For reference: the construction of a shelter for 500 places costs 20-50 million rubles, keeping one animal there costs 10-12 thousand rubles a month. At the same time, on average, in one Russian city, there are 10-50 thousand dogs and cats on the streets. That is, in each city it will be necessary to build up to 100 shelters, to catch animals and keep them there for life in cages. The maintenance of one dog in a shelter will be equivalent to the payment of an average pension.
Meanwhile, in Yakutsk alone, dogs bitten about 900 people last year. Of these, half of the attacks were committed by stray dogs. The situation is unlikely to change until strict control over organizations that deal with animals is introduced.
“Federal Law No. 498-FZ “On Responsible Treatment of Animals” does not effectively combat attacks by stray dogs on people. At the same time, the law makes it possible to spend budget money inefficiently: for example, in the Chelyabinsk region, 41,000 rubles are spent annually on every stray dog caught. In total, in Russia, according to Rospotrebnadzor, from 300 to 400 thousand people are attacked by stray dogs every year, and you can see what is happening now in the news - dogs kill both children and adults”, - says LJ user anonim-from-rus.
Residents of the Orenburg region in their petition on Change.org offer drastic measures:
“Introduce the possibility of humane killing of animals that may be dangerous to humans, introduce responsibility for the owners of animals who left them unattended, introduce state registration by owners of animals, especially potentially dangerous breeds, and monitor the location of registered animals”.
Today, the humane law 498-FZ is in force, which provides for a phased scheme: capture - sterilization - vaccination - return to the habitat. However, more and more votes are being heard for its abolition.
“The repeal of this law will lead to the fact that animals will be killed with impunity. But shelters are in short supply. Municipalities do not want to finance shelters, and in the regions they do not consider spending budget money on homeless animals a priority.
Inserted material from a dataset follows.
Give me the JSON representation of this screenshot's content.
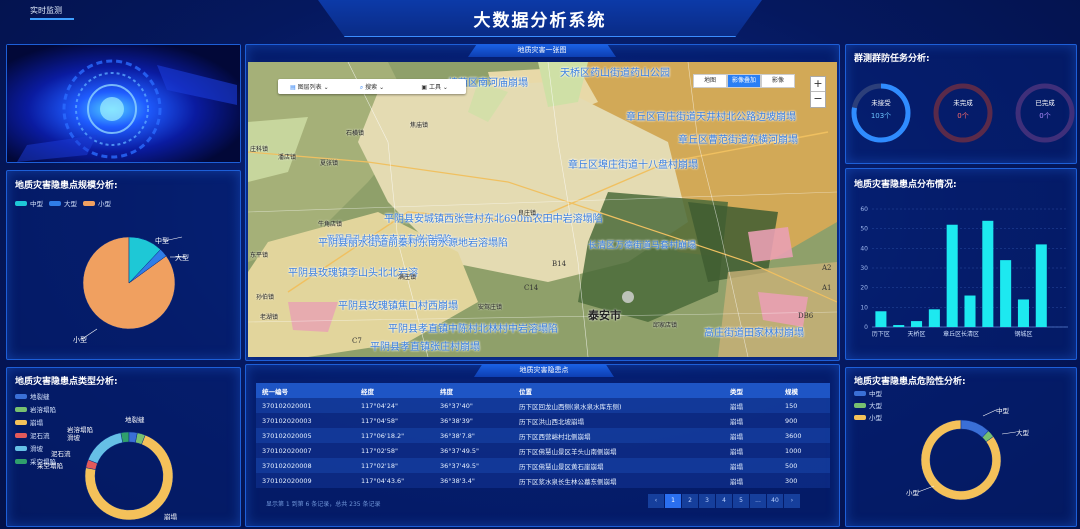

So far, everything rests on volunteers like us. We distribute food to animals, we try to somehow support”, - says Natalya Dunaevskaya, head of the Feed project of the Urban Animal Protection Fund.
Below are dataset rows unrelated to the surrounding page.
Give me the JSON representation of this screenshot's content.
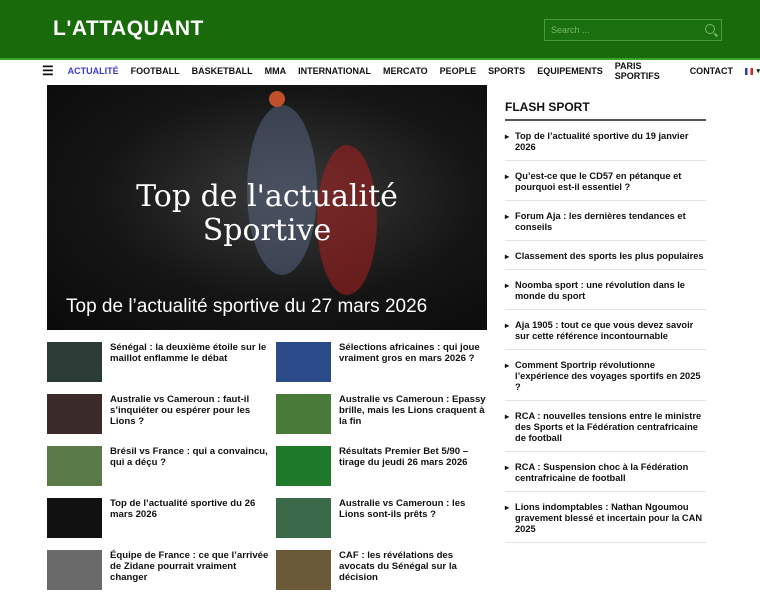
{
  "header": {
    "logo": "L'ATTAQUANT",
    "search_placeholder": "Search ..."
  },
  "nav": {
    "items": [
      "ACTUALITÉ",
      "FOOTBALL",
      "BASKETBALL",
      "MMA",
      "INTERNATIONAL",
      "MERCATO",
      "PEOPLE",
      "SPORTS",
      "EQUIPEMENTS",
      "PARIS SPORTIFS",
      "CONTACT"
    ],
    "lang": "▾"
  },
  "hero": {
    "image_text_1": "Top de l'actualité",
    "image_text_2": "Sportive",
    "caption": "Top de l’actualité sportive du 27 mars 2026"
  },
  "articles": [
    {
      "title": "Sénégal : la deuxième étoile sur le maillot enflamme le débat",
      "color": "#2b3b35"
    },
    {
      "title": "Sélections africaines : qui joue vraiment gros en mars 2026 ?",
      "color": "#2a4a8a"
    },
    {
      "title": "Australie vs Cameroun : faut-il s’inquiéter ou espérer pour les Lions ?",
      "color": "#3a2a2a"
    },
    {
      "title": "Australie vs Cameroun : Epassy brille, mais les Lions craquent à la fin",
      "color": "#4a7a3a"
    },
    {
      "title": "Brésil vs France : qui a convaincu, qui a déçu ?",
      "color": "#5a7a4a"
    },
    {
      "title": "Résultats Premier Bet 5/90 – tirage du jeudi 26 mars 2026",
      "color": "#1e7a2a"
    },
    {
      "title": "Top de l’actualité sportive du 26 mars 2026",
      "color": "#111111"
    },
    {
      "title": "Australie vs Cameroun : les Lions sont-ils prêts ?",
      "color": "#3a6a4a"
    },
    {
      "title": "Équipe de France : ce que l’arrivée de Zidane pourrait vraiment changer",
      "color": "#6a6a6a"
    },
    {
      "title": "CAF : les révélations des avocats du Sénégal sur la décision",
      "color": "#6a5a3a"
    }
  ],
  "sidebar": {
    "title": "FLASH SPORT",
    "items": [
      "Top de l’actualité sportive du 19 janvier 2026",
      "Qu’est-ce que le CD57 en pétanque et pourquoi est-il essentiel ?",
      "Forum Aja : les dernières tendances et conseils",
      "Classement des sports les plus populaires",
      "Noomba sport : une révolution dans le monde du sport",
      "Aja 1905 : tout ce que vous devez savoir sur cette référence incontournable",
      "Comment Sportrip révolutionne l’expérience des voyages sportifs en 2025 ?",
      "RCA : nouvelles tensions entre le ministre des Sports et la Fédération centrafricaine de football",
      "RCA : Suspension choc à la Fédération centrafricaine de football",
      "Lions indomptables : Nathan Ngoumou gravement blessé et incertain pour la CAN 2025"
    ]
  }
}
But city officials don't think feeding is such a good idea.
“Feeding, which some townspeople do regularly, provokes animals to defend the zone where they live. The municipality does not have the leverage to change the situation", - said the acting head of Orenburg UZHKH Anatoly Baikarov.
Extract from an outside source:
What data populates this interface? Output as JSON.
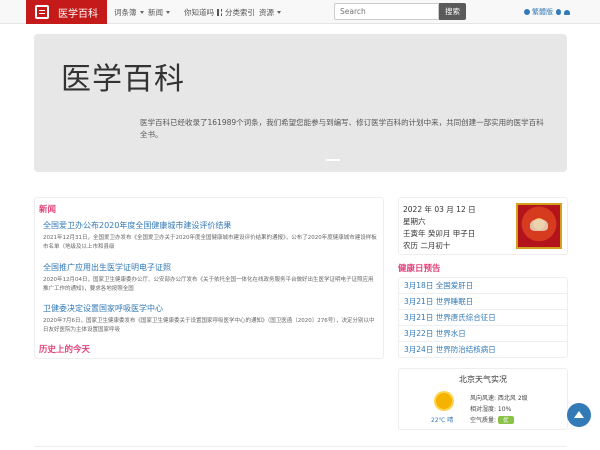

To date, according to the first deputy chairman of the Duma Committee on Ecology, Natural Resources and Environmental Protection Vladimir Burmatov , the State Duma has processed 38,569 proposals that have been submitted to parliament. Legislators have identified priority requests of citizens. Among them are support for the construction of shelters, volunteer organizations, fines for walking dogs in the wrong place.
The Russian Bar Association “For Human Rights” addressed the editorial office of NI. The statement says: “It is important to remember that the issue of keeping homeless animals is the responsibility of the municipal government, as is the organization of animal shelters, the implementation of the program of sterilization and chipping of homeless animals, returning them to families, finding a suitable family. Money is allocated for all this, but the number of stray dogs in some areas indicates the misuse of funds, or, more simply, corruption. Responsibility should be borne not by animals, but by officials who plundered the budget allocated for solving problems. Each case of a dog attack on a person is the basis for an inspection by the prosecutor's office.
The paradox of the situation is that volunteer organizations today are much more effective in dealing with the problem of homeless animals than the authorities. For municipalities, homeless animals seem to be just a budget item. And while this is true, the victims will not stop.